La réforme de la police serait-elle une ardente obligation ? C’est en partie le débat organisé aujourd’hui par l’Observatoire tunisien de la sécurité globale (OTSG) sur le thème : “ La réforme de la police ici et ailleurs”.
Comment garantir la liberté et la sécurité des citoyens dans un Etat de droit ? Pour Jamil Sayah, président de l’OTSG et professeur de droit public à l’Université de Grenoble, il faut réhabiliter la relation policier-citoyen à travers la confiance et la légitimité. Il déclare: “Il est essentiel à ce que le citoyen ait confiance dans la police. Celle-ci doit s’assurer que ses interventions sont légitimes. Le rapport entre les deux parties doit être un rapport apaisé et fondé sur le dialogue. L’enjeu consiste à former une police de prévention et de dialogue au profit du dialogue avec le citoyen et la société. On doit agir pour améliorer la structure et le statut du policier. On doit garantir aux agents de la police un statut qui les protège et leur garantisse des moyens pour se défendre lorsqu’ils sont agressés, notamment lors d’émeutes ou d’arrestation de criminels ».
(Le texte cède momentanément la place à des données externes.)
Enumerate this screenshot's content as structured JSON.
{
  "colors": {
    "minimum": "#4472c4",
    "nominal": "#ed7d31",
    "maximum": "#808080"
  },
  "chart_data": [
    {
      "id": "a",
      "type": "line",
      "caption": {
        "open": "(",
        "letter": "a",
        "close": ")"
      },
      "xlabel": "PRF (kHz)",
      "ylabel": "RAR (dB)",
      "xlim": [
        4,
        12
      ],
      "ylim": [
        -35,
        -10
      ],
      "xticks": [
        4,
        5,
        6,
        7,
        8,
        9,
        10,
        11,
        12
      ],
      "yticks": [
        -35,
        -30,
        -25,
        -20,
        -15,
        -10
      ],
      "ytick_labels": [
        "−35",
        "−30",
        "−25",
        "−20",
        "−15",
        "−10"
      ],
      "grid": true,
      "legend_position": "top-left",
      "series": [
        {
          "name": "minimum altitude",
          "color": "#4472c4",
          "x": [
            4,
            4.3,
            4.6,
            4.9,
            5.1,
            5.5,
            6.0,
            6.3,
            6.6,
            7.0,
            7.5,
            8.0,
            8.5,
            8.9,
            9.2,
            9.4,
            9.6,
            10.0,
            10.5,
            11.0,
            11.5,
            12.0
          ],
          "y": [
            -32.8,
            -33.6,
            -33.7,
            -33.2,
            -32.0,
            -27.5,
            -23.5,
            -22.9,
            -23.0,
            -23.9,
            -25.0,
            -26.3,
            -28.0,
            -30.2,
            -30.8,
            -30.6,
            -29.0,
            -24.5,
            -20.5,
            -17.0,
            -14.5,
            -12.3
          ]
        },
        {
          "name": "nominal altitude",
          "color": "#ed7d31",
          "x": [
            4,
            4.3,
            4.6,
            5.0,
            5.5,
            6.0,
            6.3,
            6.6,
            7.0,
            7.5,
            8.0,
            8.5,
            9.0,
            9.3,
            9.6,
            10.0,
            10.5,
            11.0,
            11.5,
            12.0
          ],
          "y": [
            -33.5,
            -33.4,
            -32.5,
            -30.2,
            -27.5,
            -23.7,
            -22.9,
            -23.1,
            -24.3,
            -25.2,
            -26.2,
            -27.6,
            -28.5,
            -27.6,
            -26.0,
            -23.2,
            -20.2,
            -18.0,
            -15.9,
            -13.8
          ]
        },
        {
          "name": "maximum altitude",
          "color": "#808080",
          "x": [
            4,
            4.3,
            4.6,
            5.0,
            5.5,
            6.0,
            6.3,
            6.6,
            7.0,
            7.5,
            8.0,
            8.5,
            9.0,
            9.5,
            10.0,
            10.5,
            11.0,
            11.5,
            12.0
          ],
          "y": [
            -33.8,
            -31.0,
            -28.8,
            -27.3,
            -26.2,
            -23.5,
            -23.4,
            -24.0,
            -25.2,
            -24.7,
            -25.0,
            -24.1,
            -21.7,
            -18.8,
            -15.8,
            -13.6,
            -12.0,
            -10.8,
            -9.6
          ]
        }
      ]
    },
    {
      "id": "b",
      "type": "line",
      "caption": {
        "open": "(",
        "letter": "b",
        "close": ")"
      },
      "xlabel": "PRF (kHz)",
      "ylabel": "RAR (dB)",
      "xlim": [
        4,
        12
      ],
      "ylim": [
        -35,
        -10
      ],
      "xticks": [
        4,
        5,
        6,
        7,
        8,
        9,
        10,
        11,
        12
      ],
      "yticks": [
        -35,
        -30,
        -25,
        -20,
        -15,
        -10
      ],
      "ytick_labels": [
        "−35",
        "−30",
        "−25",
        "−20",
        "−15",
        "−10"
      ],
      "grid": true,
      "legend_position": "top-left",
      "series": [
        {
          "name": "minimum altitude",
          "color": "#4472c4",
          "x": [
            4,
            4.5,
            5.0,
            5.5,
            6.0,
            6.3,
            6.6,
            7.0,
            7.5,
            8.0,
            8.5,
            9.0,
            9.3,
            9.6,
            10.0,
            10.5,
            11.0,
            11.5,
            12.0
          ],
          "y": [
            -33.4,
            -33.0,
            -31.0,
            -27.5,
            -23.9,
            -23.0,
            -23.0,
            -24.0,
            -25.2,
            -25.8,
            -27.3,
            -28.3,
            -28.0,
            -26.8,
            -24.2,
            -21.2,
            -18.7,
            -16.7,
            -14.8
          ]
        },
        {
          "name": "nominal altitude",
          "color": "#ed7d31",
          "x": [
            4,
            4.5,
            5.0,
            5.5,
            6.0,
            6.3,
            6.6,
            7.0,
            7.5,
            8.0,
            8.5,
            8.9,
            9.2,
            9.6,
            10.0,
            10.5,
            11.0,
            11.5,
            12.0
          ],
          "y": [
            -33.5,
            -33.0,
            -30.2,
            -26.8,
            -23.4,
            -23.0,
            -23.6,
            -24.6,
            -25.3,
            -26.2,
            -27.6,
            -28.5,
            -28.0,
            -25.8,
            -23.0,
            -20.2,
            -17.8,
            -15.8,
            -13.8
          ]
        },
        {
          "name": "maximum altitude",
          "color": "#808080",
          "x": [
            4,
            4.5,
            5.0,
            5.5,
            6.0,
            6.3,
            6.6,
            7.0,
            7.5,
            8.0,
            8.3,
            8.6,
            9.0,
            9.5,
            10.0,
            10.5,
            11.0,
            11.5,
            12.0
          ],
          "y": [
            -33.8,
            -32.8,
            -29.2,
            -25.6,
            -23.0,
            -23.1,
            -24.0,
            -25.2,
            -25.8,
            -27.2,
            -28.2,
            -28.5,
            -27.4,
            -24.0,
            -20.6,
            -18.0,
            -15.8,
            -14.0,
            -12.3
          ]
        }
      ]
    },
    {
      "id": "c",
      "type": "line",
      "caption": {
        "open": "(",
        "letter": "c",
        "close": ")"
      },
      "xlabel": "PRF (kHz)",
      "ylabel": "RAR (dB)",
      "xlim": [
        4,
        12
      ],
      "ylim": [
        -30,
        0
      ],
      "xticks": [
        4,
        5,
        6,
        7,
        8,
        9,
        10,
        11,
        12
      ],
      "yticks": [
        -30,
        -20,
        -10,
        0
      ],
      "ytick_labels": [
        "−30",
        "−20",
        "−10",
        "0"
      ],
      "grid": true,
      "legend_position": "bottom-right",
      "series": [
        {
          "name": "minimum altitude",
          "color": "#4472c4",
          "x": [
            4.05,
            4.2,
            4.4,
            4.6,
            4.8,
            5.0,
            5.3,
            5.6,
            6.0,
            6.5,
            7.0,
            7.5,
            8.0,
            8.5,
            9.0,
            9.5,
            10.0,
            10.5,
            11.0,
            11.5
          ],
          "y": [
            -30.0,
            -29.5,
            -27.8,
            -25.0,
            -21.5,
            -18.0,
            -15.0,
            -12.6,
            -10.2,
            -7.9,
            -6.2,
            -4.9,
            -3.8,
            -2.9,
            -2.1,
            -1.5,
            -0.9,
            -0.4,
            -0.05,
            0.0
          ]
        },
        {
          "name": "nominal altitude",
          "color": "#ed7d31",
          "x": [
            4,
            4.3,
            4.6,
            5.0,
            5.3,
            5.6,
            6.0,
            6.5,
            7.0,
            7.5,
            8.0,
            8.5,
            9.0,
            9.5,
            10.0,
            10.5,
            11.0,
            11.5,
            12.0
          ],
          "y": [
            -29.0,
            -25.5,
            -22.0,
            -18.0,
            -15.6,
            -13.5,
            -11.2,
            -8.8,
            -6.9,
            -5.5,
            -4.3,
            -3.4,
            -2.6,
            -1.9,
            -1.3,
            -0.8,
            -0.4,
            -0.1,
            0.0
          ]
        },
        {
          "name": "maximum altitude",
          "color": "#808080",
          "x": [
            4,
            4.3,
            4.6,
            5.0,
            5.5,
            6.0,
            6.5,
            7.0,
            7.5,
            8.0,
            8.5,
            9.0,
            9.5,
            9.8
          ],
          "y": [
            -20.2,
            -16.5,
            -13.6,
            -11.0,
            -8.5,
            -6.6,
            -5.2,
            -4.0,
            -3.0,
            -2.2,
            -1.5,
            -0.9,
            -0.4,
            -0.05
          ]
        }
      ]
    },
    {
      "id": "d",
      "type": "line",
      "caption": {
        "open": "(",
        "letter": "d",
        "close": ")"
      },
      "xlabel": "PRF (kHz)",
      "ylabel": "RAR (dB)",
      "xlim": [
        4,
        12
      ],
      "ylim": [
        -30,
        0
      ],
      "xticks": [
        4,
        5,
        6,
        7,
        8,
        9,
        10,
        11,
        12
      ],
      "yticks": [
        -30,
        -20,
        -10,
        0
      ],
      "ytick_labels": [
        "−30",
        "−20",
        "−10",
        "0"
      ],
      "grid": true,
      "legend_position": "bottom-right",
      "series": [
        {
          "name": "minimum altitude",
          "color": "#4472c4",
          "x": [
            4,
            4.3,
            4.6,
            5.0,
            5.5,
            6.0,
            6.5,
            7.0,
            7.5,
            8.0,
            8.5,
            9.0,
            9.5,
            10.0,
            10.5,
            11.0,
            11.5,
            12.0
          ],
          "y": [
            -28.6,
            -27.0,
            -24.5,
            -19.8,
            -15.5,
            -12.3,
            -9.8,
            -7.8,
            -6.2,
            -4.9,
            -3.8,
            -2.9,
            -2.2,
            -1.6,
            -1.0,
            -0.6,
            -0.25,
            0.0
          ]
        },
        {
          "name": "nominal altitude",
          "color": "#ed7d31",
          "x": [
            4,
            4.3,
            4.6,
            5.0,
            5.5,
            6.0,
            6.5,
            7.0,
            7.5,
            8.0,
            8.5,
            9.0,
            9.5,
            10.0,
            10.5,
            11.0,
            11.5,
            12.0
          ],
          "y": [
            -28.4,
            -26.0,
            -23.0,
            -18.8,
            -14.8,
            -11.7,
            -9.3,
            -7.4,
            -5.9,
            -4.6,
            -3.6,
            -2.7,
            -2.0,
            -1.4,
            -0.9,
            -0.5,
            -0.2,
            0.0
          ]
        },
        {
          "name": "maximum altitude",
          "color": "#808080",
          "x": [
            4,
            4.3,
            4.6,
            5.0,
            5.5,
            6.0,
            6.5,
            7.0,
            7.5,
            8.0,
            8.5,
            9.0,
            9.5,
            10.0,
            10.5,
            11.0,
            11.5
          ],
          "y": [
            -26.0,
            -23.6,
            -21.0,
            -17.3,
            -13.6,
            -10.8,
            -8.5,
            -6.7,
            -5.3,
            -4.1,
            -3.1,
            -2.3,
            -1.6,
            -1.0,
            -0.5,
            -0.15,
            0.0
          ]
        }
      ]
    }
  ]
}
Et d’ajouter : “Ces garanties ne seront inscrites dans la loi qu’avec l’adoption d’un Code de déontologie. Cependant, aujourd’hui on ne peut, en aucun cas, réformer la police sans l’accord et la consultation des policiers. Il faut que les citoyens participent à cette réforme à travers l’Observatoire tunisien de la sécurité globale. Il faut que l’Etat prenne également en charge la réforme, crée des conditions nécessaires et entame des négociations sur ce sujet pour que le code de déontologie ne soit pas imposé, mais soit le fruit d’un long dialogue avec les parties prenantes”.
Abordant la question liée aux problèmes sociaux-économiques, notamment les mouvements de protestations sociales dans plusieurs villes, Jamil Sayah a déclaré que la solution, selon lui, appartient aux politiques qui doivent assumer leurs responsabilités. Il souligne : “Ce n’est pas au policier de régler ce problème. Il faut une véritable volonté politique pour améliorer la relation police-citoyen”.
Qu’en est-il de la réforme dans son cadre général ? Badredine Braiki, chargé de l’instance générale du suivi des programmes publics auprès de la Présidence du gouvernement, a fait savoir que ces réformes ne peuvent réussir qu’à travers un consensus national regroupant tous les acteurs. D’où la nécessité de mettre en place des réformes, car il y a urgence”, dit-il, en continuant “ La police tunisienne est en train d’évoluer, de changer vers une police citoyenne démocrate, pro-active”.
Leila Chettaoui, présidente de la commission spéciale sur la sécurité et la défense à l’ARP a fait un état des lieux de la situation que traverse les jeunes, mais aussi leur déception à l’égard de la classe politique.
Selon Mme Chettaoui : “Il faut rétablir la confiance avec les jeunes. Il y a un travail conjoint à faire entre la société civile, les institutions sécuritaires, le Parlement, les partis politiques. Je pense aujourd’hui que les députés sont en train de commencer à faire leur travail sur le terrain. Ils se sont déployés depuis trois jours pour instaurer ce dialogue. J’espère qu’après le pic que nous avons vécu ces derniers jours, nous allons progressivement revenir à la raison. Les Tunisiens aiment leur pays. Ils sont attachés à leur Tunisie et je suis certaine que les Tunisiens ne laisseront pas faire certains intrus qui veulent créer cette instabilité. Nous avons payé très cher notre liberté et là je pense aux martyrs. »
Elle conclut : “Les Tunisiens ne veulent plus revenir à ce que nous avons vécu en 2011. Nous avons toutes nos chances de rétablir cet équilibre et repartir du bon pied pour continuer à construire cette démocratie”.
Lutter pour une police démocratique, tel était l’exemple du Portugal, a annoncé Paulo Rodrigues, cadre de la police portugaise, en déclarant que : “ Pour faire face au terrorisme, il faut une police plus informée. C’est aussi l’une des raisons pour investir dans la police”.